Additionally, in response to recent threats generally from overseas, the Department of Homeland Security over the past several weeks has taken a number of steps to enhance aviation security at overseas airports with direct flights to the US and the UK and other nations have followed with similar enhancements, Johnson said.

"This government, in close collaboration with our international partners, has also taken a series of steps to track foreign fighters who travel in and out of Syria, and we are contemplating additional security measures concerning foreign fighters.

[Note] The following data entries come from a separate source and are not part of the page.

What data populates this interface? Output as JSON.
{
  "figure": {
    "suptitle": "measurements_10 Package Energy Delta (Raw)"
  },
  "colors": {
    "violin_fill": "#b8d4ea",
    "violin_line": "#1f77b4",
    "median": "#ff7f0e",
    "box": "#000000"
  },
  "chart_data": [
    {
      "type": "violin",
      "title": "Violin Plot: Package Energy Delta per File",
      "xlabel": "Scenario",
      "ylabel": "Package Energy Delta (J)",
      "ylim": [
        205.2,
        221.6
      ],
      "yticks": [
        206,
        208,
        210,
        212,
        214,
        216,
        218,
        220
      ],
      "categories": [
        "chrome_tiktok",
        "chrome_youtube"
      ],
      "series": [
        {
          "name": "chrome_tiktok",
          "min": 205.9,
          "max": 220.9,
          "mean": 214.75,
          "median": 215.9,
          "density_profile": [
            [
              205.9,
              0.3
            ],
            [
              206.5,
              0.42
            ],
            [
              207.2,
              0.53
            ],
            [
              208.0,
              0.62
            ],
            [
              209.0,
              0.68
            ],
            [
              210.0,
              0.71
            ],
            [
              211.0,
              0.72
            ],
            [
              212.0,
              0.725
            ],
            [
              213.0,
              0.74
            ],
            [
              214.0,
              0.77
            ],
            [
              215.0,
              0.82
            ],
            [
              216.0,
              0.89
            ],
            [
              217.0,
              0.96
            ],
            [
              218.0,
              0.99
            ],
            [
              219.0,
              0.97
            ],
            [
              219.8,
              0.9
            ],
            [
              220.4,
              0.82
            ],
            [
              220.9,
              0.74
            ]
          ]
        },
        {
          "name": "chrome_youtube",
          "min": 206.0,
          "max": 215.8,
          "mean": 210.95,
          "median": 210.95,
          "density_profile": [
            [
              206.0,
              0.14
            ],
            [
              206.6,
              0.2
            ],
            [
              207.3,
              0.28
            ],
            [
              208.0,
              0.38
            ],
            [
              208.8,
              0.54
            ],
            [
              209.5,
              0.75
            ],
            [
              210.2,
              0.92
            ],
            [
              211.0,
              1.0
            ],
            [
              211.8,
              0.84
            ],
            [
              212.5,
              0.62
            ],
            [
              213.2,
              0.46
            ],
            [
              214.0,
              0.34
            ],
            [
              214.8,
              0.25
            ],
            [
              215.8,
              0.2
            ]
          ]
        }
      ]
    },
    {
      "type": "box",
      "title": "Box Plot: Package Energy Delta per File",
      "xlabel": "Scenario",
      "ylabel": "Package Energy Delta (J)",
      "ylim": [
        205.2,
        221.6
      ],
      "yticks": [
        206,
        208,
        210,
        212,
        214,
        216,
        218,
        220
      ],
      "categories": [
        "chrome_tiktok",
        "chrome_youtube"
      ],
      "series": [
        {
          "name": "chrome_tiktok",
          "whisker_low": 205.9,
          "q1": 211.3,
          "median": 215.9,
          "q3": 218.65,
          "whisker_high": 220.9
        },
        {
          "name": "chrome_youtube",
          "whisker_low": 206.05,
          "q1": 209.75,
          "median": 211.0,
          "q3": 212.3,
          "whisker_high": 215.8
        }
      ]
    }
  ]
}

Some of the security measures will be visible to the public and some understandably will be unseen," he said.

"There is no evidence that the ISIS is taking steps to attack the United States," White House Press Secretary, Josh Earnest, told reporters at his daily news conference after the UK raised the domestic threat level from international terrorism from "Substantial" to "Severe", related to developments in Syria and Iraq.

Earnest told reporters that the British threat is related to those posed by fighters having western or British passports, and are fighting alongside ISIS in Syria.

"This is a threat that the United States has been focused on. We've been coordinating closely with our allies, both the Brits, but others in Europe, about countering this threat and mitigating it. We've been doing that by cooperating through law enforcement channels, through national security channels, but also through intelligence channels as well," he said.

"As it relates to the United States national terror alert system, I don't anticipate at this point that there there's a plan to change that level. It is my understanding right now that there are no plans to change it," he said.

For a number of months, he said, the US has been monitoring those individuals that have western passports, that are citizens of western countries, either US or in Europe, who have made the decision to travel to Syria or take up arms alongside ISIS.

"They pose a threat because they've received military training, they are now battle hardened, and they've demonstrated a willingness to risk their lives for their cause. Those individuals have western passports, and that does give them some freedom of movement that could allow them to come back to the west and carry out acts of violence," Earnest said.